Michael Shean returns with his second novel, Bone Wires as he seeks to explore and investigate the world which he so beautifully crafted in his first novel, Shadow of a Dead Star. In this second novel, Shean demonstrates an aptitude and fluidity in being able to explore and dismantle themes and genres in the novel. Bone Wires shifts from an opening as a dark and horrific murder mystery that keeps readers on edge and becoming embroiled, even fascinated, with the sadistic murders in this neo-libertarian world to a novel rooted in the exploration of relationships and the inter-connectedness of different plots. There can be no doubt that this novel shows Shean to be a writer who is prepared to tap into the darkest recesses of the mind to shock audiences with his graphic detail of a world sustained by corporatism and built upon foundations of savagery and ambition.

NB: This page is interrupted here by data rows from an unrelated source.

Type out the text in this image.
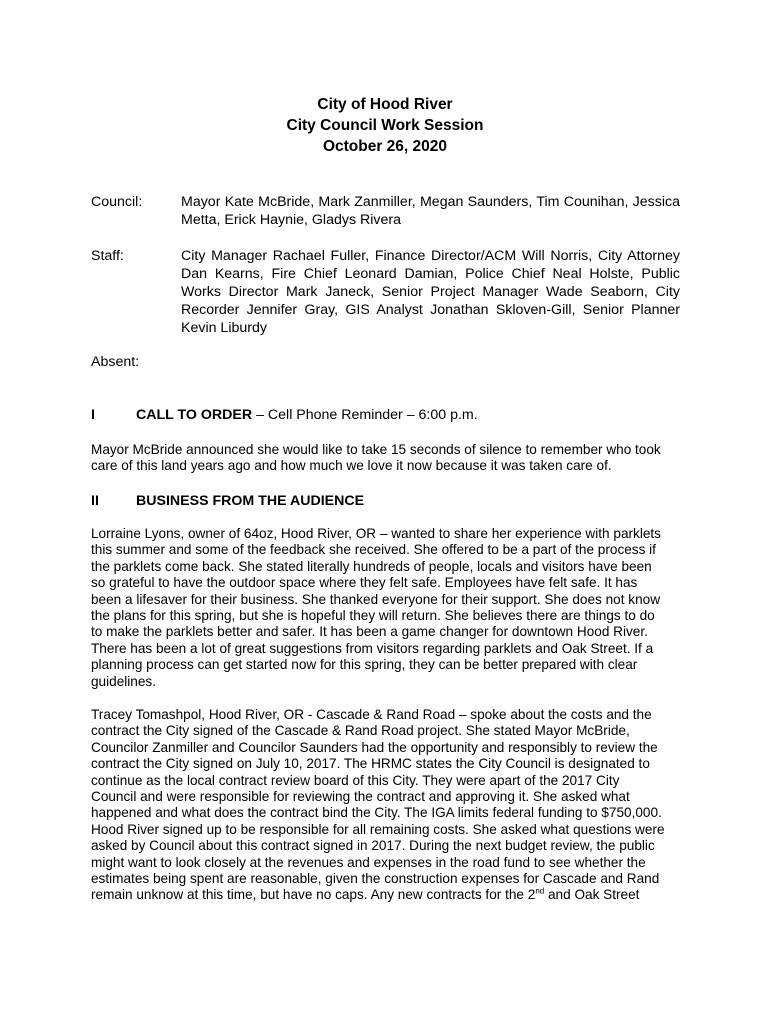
City of Hood River
City Council Work Session
October 26, 2020
Council:	Mayor Kate McBride, Mark Zanmiller, Megan Saunders, Tim Counihan, Jessica Metta, Erick Haynie, Gladys Rivera
Staff:	City Manager Rachael Fuller, Finance Director/ACM Will Norris, City Attorney Dan Kearns, Fire Chief Leonard Damian, Police Chief Neal Holste, Public Works Director Mark Janeck, Senior Project Manager Wade Seaborn, City Recorder Jennifer Gray, GIS Analyst Jonathan Skloven-Gill, Senior Planner Kevin Liburdy
Absent:
I	CALL TO ORDER – Cell Phone Reminder – 6:00 p.m.
Mayor McBride announced she would like to take 15 seconds of silence to remember who took
care of this land years ago and how much we love it now because it was taken care of.
II	BUSINESS FROM THE AUDIENCE
Lorraine Lyons, owner of 64oz, Hood River, OR – wanted to share her experience with parklets
this summer and some of the feedback she received. She offered to be a part of the process if
the parklets come back. She stated literally hundreds of people, locals and visitors have been
so grateful to have the outdoor space where they felt safe. Employees have felt safe. It has
been a lifesaver for their business. She thanked everyone for their support. She does not know
the plans for this spring, but she is hopeful they will return. She believes there are things to do
to make the parklets better and safer. It has been a game changer for downtown Hood River.
There has been a lot of great suggestions from visitors regarding parklets and Oak Street. If a
planning process can get started now for this spring, they can be better prepared with clear
guidelines.
Tracey Tomashpol, Hood River, OR - Cascade & Rand Road – spoke about the costs and the
contract the City signed of the Cascade & Rand Road project. She stated Mayor McBride,
Councilor Zanmiller and Councilor Saunders had the opportunity and responsibly to review the
contract the City signed on July 10, 2017. The HRMC states the City Council is designated to
continue as the local contract review board of this City. They were apart of the 2017 City
Council and were responsible for reviewing the contract and approving it. She asked what
happened and what does the contract bind the City. The IGA limits federal funding to $750,000.
Hood River signed up to be responsible for all remaining costs. She asked what questions were
asked by Council about this contract signed in 2017. During the next budget review, the public
might want to look closely at the revenues and expenses in the road fund to see whether the
estimates being spent are reasonable, given the construction expenses for Cascade and Rand
remain unknow at this time, but have no caps. Any new contracts for the 2nd and Oak Street
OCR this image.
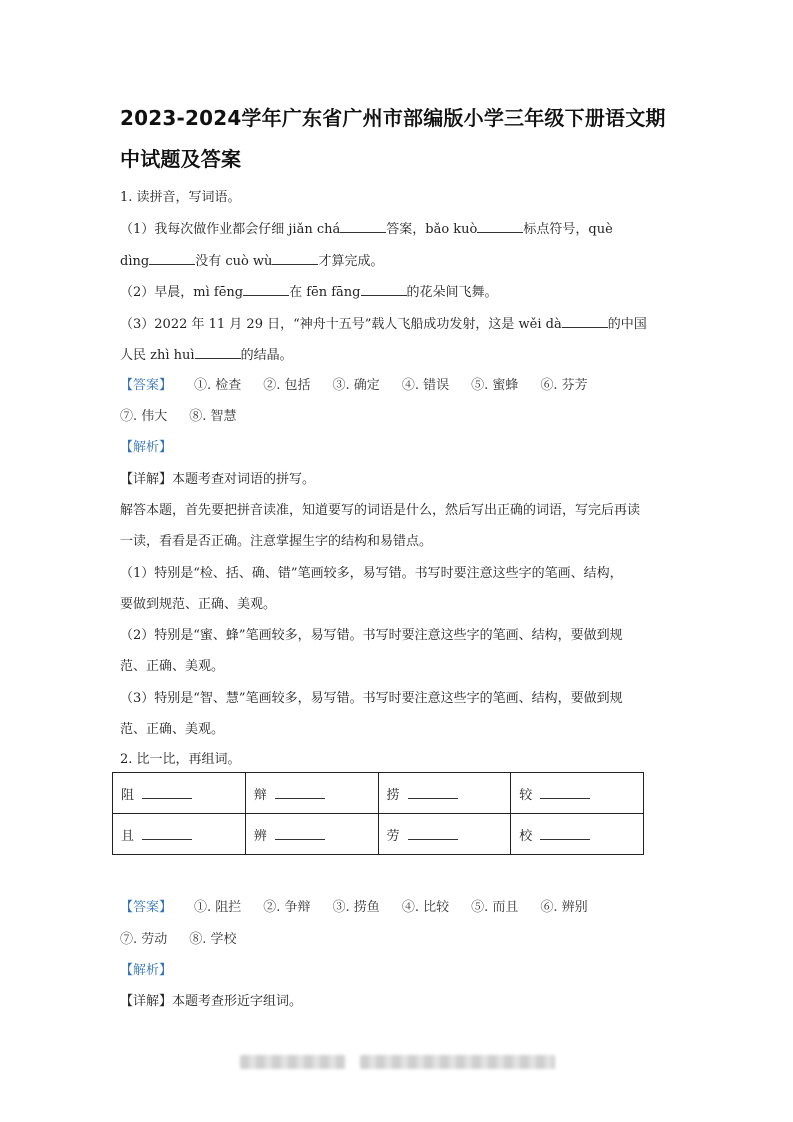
2023-2024学年广东省广州市部编版小学三年级下册语文期中试题及答案
1. 读拼音，写词语。
（1）我每次做作业都会仔细 jiǎn chá	答案，bǎo kuò	标点符号，què
dìng	没有 cuò wù	才算完成。
（2）早晨，mì fēng	在 fēn fāng	的花朵间飞舞。
（3）2022 年 11 月 29 日，“神舟十五号”载人飞船成功发射，这是 wěi dà	的中国
人民 zhì huì	的结晶。
【答案】 ①. 检查 ②. 包括 ③. 确定 ④. 错误 ⑤. 蜜蜂 ⑥. 芬芳
⑦. 伟大 ⑧. 智慧
【解析】
【详解】本题考查对词语的拼写。
解答本题，首先要把拼音读准，知道要写的词语是什么，然后写出正确的词语，写完后再读
一读，看看是否正确。注意掌握生字的结构和易错点。
（1）特别是“检、括、确、错”笔画较多，易写错。书写时要注意这些字的笔画、结构，
要做到规范、正确、美观。
（2）特别是“蜜、蜂”笔画较多，易写错。书写时要注意这些字的笔画、结构，要做到规
范、正确、美观。
（3）特别是“智、慧”笔画较多，易写错。书写时要注意这些字的笔画、结构，要做到规
范、正确、美观。
2. 比一比，再组词。
阻	辩	捞	较
且	辨	劳	校
【答案】 ①. 阻拦 ②. 争辩 ③. 捞鱼 ④. 比较 ⑤. 而且 ⑥. 辨别
⑦. 劳动 ⑧. 学校
【解析】
【详解】本题考查形近字组词。
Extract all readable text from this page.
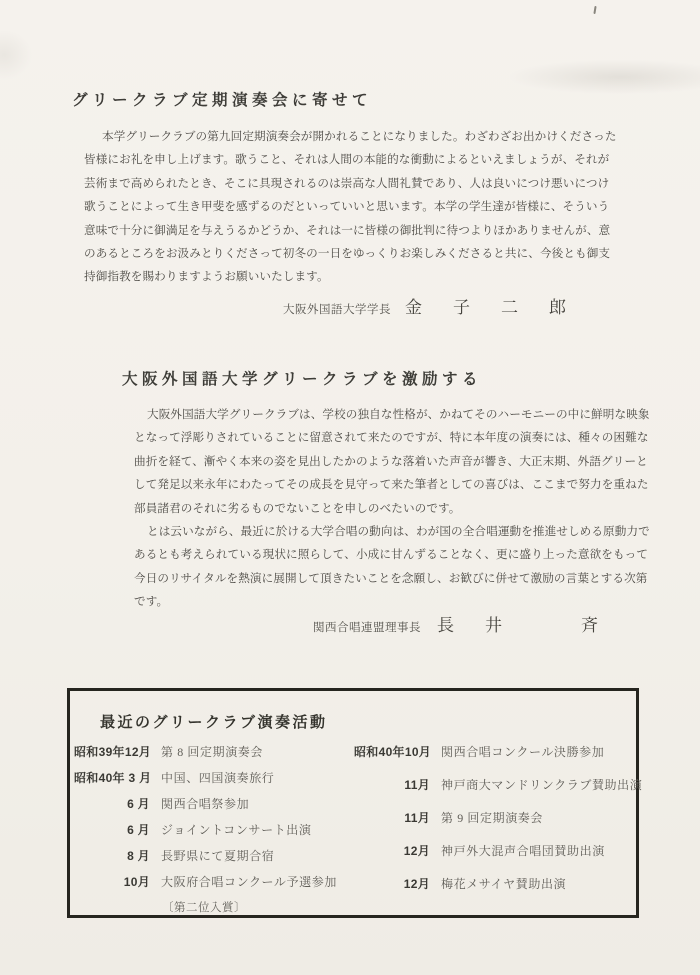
グリークラブ定期演奏会に寄せて
本学グリークラブの第九回定期演奏会が開かれることになりました。わざわざお出かけくださった
皆様にお礼を申し上げます。歌うこと、それは人間の本能的な衝動によるといえましょうが、それが
芸術まで高められたとき、そこに具現されるのは崇高な人間礼賛であり、人は良いにつけ悪いにつけ
歌うことによって生き甲斐を感ずるのだといっていいと思います。本学の学生達が皆様に、そういう
意味で十分に御満足を与えうるかどうか、それは一に皆様の御批判に待つよりほかありませんが、意
のあるところをお汲みとりくださって初冬の一日をゆっくりお楽しみくださると共に、今後とも御支
持御指教を賜わりますようお願いいたします。
大阪外国語大学学長 金　子　二　郎
大阪外国語大学グリークラブを激励する
大阪外国語大学グリークラブは、学校の独自な性格が、かねてそのハーモニーの中に鮮明な映象
となって浮彫りされていることに留意されて来たのですが、特に本年度の演奏には、種々の困難な
曲折を経て、漸やく本来の姿を見出したかのような落着いた声音が響き、大正末期、外語グリーと
して発足以来永年にわたってその成長を見守って来た筆者としての喜びは、ここまで努力を重ねた
部員諸君のそれに劣るものでないことを申しのべたいのです。
とは云いながら、最近に於ける大学合唱の動向は、わが国の全合唱運動を推進せしめる原動力で
あるとも考えられている現状に照らして、小成に甘んずることなく、更に盛り上った意欲をもって
今日のリサイタルを熱演に展開して頂きたいことを念願し、お歓びに併せて激励の言葉とする次第
です。
関西合唱連盟理事長 長　井　　　斉
最近のグリークラブ演奏活動
昭和39年12月 第 8 回定期演奏会
昭和40年 3 月 中国、四国演奏旅行
6 月 関西合唱祭参加
6 月 ジョイントコンサート出演
8 月 長野県にて夏期合宿
10月 大阪府合唱コンクール予選参加
〔第二位入賞〕
昭和40年10月 関西合唱コンクール決勝参加
11月 神戸商大マンドリンクラブ賛助出演
11月 第 9 回定期演奏会
12月 神戸外大混声合唱団賛助出演
12月 梅花メサイヤ賛助出演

Bone Wires follows Daniel Gray, a Tier Three Detective with Homicide Solutions, a branch of a public-listed organisation known as Civil Protection, Washington’s police force, as he looks to explore a series of gruesome murders in which the culprit removes the spines of their victim as a “trophy”. Gray is portrayed as vicious and ambitious in his want to reach the next level of corporate success in Homicide Solutions and these murders offer him ample opportunity to become the shining star of Civil Protection. Shean’s depiction of Gray in Bone Wires is harrowing for the recognition that it paints a portrait of society governed by corporate ambition and by individual desire superseding the wider moral questions. Bone Wires follows a trend and pattern set in Shadow of a Dead Star in being character-driven, allowing the reader to connect and explore the inner workings of its principal character as we are thrust into a multi-faceted plot that promises to delight, surprise and shock audiences.
What this novel does so well is to build and craft the world in which the characters are set. There is a loving attention paid to the detail from the corporate structure of Civil Protection to the chemical composition of drugs. That same love and attention is paid to the characters as it is to the world, meaning that readers are engrossed in the novel because of the characters, because of their human nature. Bone Wires excels in its depiction of characters, people who audiences will all recognise as having been part of their lives – the ambitious, the meek, the betrayed, the bully. These are all characters or facets of people that come out in the novel and create a woven tapestry of human emotion that becomes society in and of itself.
Bone Wires is, to me, a novel of two parts. The first part deals with Gray as a Tier Three Detective and his investigation into the murders of seemingly unrelated people but with one connection – their spines having been removed. In this first part, we see Gray as an ambitious and altogether inconsiderate character, someone is bound and tied to the corporate culture as much as he is a product of that culture – the suits, the lifestyle, the personality. His treatment of women is the single redeeming feature as he becomes a real person – someone is driven by the same needs, hungers and desires as most people are. The second part sees Gray as a Tier Four as he discovers that the culture with which he was so besotted with is little more than a web of deception. It explores in more depth the characters which were introduced in what I have described as the first part, characters who come out and shine as people, and not as plot devices to advance Gray as a character. The first part is a murder mystery. The second becomes a fully-fleshed out detective novel.
Even if this is a novel of two parts, Shean excels in demonstrating his prowess with the written word in Bone Wires. We are treated to a luxurious exploration of this world, its characters and the underworld which thrives on the ambiguities of people’s lives and personalities. What Shean does in his novels is to defy the expectations of traditional science-fiction and demonstrates a preparedness to explore different forms of genre from noir to detective fiction. Bone Wires works because it forces the reader to think and challenges the understanding of what is going on in the world. Characters become more real as the novel develops and the ending secures Daniel Gray as a memorable character who goes through a transformation from the ambitious to the noble.
Bone Wires is a free-flowing novel that explores ideas and engages the reader, trapping them in a vice of decadence, violence and plot. It captures the imagination of the reader and asks them questions. Much like the great Sherlock Holmes novels, the ending is as much a resolution of affairs and matters as it is a statement. Bone Wires is both a logical and heart-felt novel that feeds into people’s ideas about what the future might be like, about their own lives and how much we are trapped by own expectations and conventions. Michael Shean, once again, demonstrates a talent for capturing the imagination of his readers and having the courage to build on his inventive and creative world. As a science-fiction novel, it is excellent but where it is exceptional is in its capturing the heart of a world ensnared by corporatism and creating characters motivated by it.